During president Trump’s first term in office, he made a bunch of waves (as he’s wont to do). His more educated supporters said that he engaged in substantial deregulation of telecommunications, which got a lot of press. There was a quiet contingent of educated voters who were relatively silently supportive on Trump’s regulatory policy, even if his character was indefensible or his other policy was less desirable.
But was Trump a great deregulator? Or was it one of those cases when we say that he regulated *less* than his fellow executives? The George Washington University Regulatory Studies Center can help shed some light with their data. Specifically, they have calculated the number of ‘economically significant’ regulations passed during each month of each president going back through Ronald Reagan’s term. What counts as ‘economically significant’? The definition has changed over time. But, generally, ‘economically significant’ regulations:
- “Have an annual [adverse] effect on the economy of $100 million or more
- Or, adversely affect in a material way the economy, a sector of the economy, productivity, competition, jobs, the environment, public health or safety, or State, local, or tribal governments or communities.”
The only exception to this is between April 6, 2023 and January 20, 2025 when the threshold was raised to $200 million.
The Data
The graph below-left shows the number of economically significant regulations for each president since the start of his term, through July of 2025. It’s reproduced from the link above except that I appended Trump’s second term onto his first term. What does the graph tell us? There doesn’t seem to be much of a difference between republicans and democrats. Rather, it seems that, generally, the number of economically significant regulations increases over time. Importantly, the below lines are cumulative by president. So each year’s regulations each cost $100m annually and that’s on top of the existing ones already in place. So, regulatory costs generally rise, with the caveat that we don’t see the relief provided by small or rescinded regulations (for that matter, we don’t see small regulatory burdens here either). Something else that the below graph tells us is that presidents tend to accelerate their economically significant regulations prior to leaving office. Reagan was the only exception to this pattern and he *slowed* the number of regulations as the end of his term approached.
Below-right is the same data, but the x-axis is months until leaving office. Every president since Bush-41 has accelerated their burdensome regulations during their final months in office. The timing of the acceleration corresponds to how close the preceding election was and whether the incumbent president lost. Whereas all presidents regulate more in their last 2-3 months in office, the presidents who were less likely to win re-election started regulating more starting around eight months prior to leaving office. Of course, they wouldn’t say that they expected to lose, but they sure regulated like there was no tomorrow.
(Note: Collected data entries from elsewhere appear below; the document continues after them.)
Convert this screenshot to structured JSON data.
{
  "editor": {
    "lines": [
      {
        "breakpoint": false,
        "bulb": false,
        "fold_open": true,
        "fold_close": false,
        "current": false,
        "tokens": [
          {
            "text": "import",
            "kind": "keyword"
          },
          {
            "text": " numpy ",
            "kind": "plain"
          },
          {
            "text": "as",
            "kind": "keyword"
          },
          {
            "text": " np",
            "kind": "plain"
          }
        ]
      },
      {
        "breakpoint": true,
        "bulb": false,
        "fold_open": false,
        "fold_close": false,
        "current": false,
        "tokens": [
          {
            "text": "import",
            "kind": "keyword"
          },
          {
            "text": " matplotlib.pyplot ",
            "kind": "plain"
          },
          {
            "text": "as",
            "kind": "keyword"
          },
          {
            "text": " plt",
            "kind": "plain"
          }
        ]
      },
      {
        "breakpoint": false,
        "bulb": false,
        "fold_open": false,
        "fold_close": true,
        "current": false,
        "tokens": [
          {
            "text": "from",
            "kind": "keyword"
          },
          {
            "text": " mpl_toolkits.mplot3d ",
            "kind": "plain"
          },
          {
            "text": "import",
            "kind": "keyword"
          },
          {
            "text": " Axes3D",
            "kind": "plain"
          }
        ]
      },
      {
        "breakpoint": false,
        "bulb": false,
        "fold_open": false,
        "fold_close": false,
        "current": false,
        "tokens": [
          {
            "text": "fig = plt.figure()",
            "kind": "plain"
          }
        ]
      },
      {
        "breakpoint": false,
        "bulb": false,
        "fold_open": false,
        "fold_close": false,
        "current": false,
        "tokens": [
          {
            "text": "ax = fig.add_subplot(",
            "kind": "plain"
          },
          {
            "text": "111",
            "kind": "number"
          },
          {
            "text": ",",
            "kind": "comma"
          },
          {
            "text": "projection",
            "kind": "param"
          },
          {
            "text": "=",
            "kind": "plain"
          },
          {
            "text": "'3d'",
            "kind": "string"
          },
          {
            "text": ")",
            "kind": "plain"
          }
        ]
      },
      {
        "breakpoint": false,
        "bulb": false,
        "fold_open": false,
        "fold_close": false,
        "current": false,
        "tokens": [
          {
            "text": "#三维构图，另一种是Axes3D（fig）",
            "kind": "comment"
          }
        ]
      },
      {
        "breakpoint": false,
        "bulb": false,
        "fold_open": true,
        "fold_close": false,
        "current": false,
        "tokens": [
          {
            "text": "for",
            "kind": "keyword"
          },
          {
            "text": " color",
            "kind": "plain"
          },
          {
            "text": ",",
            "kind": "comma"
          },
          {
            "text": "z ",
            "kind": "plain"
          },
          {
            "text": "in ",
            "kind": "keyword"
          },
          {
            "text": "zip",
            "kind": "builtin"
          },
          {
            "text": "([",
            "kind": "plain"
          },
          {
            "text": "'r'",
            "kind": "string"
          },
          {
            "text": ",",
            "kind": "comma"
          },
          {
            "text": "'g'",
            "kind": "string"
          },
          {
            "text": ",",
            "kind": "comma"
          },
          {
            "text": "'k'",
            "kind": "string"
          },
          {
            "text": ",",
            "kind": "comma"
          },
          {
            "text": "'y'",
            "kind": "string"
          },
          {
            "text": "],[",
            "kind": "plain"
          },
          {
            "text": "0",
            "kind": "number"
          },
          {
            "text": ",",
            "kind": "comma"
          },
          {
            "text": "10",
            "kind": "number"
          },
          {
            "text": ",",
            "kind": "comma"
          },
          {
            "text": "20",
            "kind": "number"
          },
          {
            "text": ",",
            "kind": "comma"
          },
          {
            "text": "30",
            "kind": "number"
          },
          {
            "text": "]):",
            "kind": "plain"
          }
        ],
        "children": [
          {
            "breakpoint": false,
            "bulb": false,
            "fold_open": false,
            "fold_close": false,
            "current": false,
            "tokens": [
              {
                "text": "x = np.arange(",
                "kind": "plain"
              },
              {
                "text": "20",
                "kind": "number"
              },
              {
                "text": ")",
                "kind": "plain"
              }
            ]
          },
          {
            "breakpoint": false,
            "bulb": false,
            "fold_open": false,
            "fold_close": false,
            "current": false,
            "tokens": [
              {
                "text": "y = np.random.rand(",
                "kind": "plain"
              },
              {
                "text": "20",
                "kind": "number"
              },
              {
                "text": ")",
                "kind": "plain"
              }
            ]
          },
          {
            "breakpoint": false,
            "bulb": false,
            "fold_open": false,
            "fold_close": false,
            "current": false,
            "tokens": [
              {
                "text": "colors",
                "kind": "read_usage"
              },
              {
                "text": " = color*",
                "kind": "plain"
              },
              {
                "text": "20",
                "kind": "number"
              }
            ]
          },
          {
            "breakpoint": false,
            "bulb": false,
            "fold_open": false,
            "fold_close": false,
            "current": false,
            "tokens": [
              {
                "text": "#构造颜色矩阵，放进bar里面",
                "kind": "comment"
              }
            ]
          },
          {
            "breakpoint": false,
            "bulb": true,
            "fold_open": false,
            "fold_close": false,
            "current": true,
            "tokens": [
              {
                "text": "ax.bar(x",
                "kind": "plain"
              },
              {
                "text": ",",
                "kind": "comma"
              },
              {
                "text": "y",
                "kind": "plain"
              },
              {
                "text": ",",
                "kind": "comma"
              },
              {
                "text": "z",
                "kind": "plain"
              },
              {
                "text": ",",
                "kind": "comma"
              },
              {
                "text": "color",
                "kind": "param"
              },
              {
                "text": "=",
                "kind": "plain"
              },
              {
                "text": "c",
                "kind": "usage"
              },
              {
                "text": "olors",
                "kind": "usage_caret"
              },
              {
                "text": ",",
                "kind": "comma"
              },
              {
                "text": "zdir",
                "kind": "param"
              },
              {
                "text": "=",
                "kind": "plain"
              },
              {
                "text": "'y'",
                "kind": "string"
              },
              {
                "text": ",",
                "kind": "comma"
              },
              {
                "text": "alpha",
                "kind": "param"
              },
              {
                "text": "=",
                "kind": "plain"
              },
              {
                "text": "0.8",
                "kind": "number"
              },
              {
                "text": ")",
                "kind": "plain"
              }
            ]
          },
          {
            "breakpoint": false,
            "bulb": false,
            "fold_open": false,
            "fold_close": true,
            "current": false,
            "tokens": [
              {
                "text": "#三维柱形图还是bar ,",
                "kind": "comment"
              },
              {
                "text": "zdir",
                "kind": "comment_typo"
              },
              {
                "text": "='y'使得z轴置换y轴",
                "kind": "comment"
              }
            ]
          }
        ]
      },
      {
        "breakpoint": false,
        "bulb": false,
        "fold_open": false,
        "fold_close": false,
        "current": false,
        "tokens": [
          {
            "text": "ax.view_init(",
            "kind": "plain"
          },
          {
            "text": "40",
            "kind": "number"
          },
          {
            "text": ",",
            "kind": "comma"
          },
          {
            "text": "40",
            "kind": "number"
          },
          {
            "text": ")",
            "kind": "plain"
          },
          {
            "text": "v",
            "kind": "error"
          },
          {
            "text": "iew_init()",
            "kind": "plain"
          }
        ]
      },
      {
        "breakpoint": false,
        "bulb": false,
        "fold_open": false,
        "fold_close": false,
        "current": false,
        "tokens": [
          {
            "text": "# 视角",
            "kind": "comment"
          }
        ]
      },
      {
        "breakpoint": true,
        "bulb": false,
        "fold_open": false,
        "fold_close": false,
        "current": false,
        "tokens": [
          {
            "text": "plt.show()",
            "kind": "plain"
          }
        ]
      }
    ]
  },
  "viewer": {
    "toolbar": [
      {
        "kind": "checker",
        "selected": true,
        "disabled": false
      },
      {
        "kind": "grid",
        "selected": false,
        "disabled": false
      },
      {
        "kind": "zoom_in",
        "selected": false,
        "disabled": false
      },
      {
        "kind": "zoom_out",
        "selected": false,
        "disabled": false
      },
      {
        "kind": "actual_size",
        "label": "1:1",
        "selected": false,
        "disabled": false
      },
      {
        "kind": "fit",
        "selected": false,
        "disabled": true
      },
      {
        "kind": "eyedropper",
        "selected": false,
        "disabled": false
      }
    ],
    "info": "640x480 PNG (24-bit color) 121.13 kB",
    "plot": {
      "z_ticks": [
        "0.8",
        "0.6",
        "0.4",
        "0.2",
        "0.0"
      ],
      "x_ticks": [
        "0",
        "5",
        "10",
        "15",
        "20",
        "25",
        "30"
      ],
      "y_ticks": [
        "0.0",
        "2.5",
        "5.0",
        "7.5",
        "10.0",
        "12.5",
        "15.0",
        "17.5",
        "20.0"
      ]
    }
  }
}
What about Trump? Trump’s fewer regulations is caused by his single term. He definitely still added to the regulatory burden (among economically significant regulations, anyway). While Trump started with the fewest additional regulations since Reagan, and Biden started with the most ever initial regulations, together they earn the top prizes for most regulations added in their first term.
What if we append these regulations from end-to-end? That’s what the below chart does. We do have to be careful because the series is a measure of gross economically significant regulations and not net economically significant regulations. So, it’s possible that some rescissions dampened the below values, but this is the data that I have for the moment. While each presidential administrations increases regulation more than the prior, the good news is that the rate of change is not exponential. The line of best fit is quadratic. We’re experiencing growing regulations, but at least it’s not compound growth.

The Cost
We can estimate the costs of these economically significant regulations. It’s a rough cut, and definitely a lower bound since rescission is rare and $100 million is itself a lower bound, but we can multiply the number of regulations by $100m to get minimum annual cost. Like I said, the Biden criterion from April 2023 through January 20, 2025 changed, so those regulations get counted as $200 million instead. The change in definition means that the regulation counts underestimate the late-term Biden regulations relative to the other presidencies.
The same change means that, in nominal terms, the Biden acceleration of the economic burden is overestimated relative to other presidents. It’s possible that the impact of regulations has not risen over time and instead that the real threshold has fallen. Regardless, the rough estimated annual impact of economically significant regulations was $234 billion by July of 2025. Since the GDP in 2025 was 30.8 trillion, we can estimate, again as a minimum, that economically significant regulations cost the US at least 0.7% of GDP. If that number sounds small and unimportant, recall that it’s a minimum and that the actual cost is probably much higher. In terms of fit, the pattern is still approximated by a quadratic function, though a power function performs similarly.
I’m tempted to measure the real cost over time, but I wouldn’t trust the results. The $100 million figure itself a sort of minimum, and without replicating some original compilation, we don’t have a good idea of how the actual nominal adverse impact of regulations has changed.

Trump’s Part
President Obama passed more economically significant regulations than any other president on record. As of the most recent data, Trump is beating him by six major regulations if we compare the same months in office (257 vs 251). Of course, it looks like Biden would have regulated more, but some part of his profligacy, I suspect, was due to low confidence in re-election. So, while Trump may have had some high-salience regulatory reform, he is still on track to impose the most burdens on the American people’s economic affairs. I can’t quite say that he’s imposing the most expensive regulatory burdens. But the lack of measured regulatory dip when there was a rule change under Biden provides some evidence that the cost of regulations generally may be far exceeding the $100 million threshold.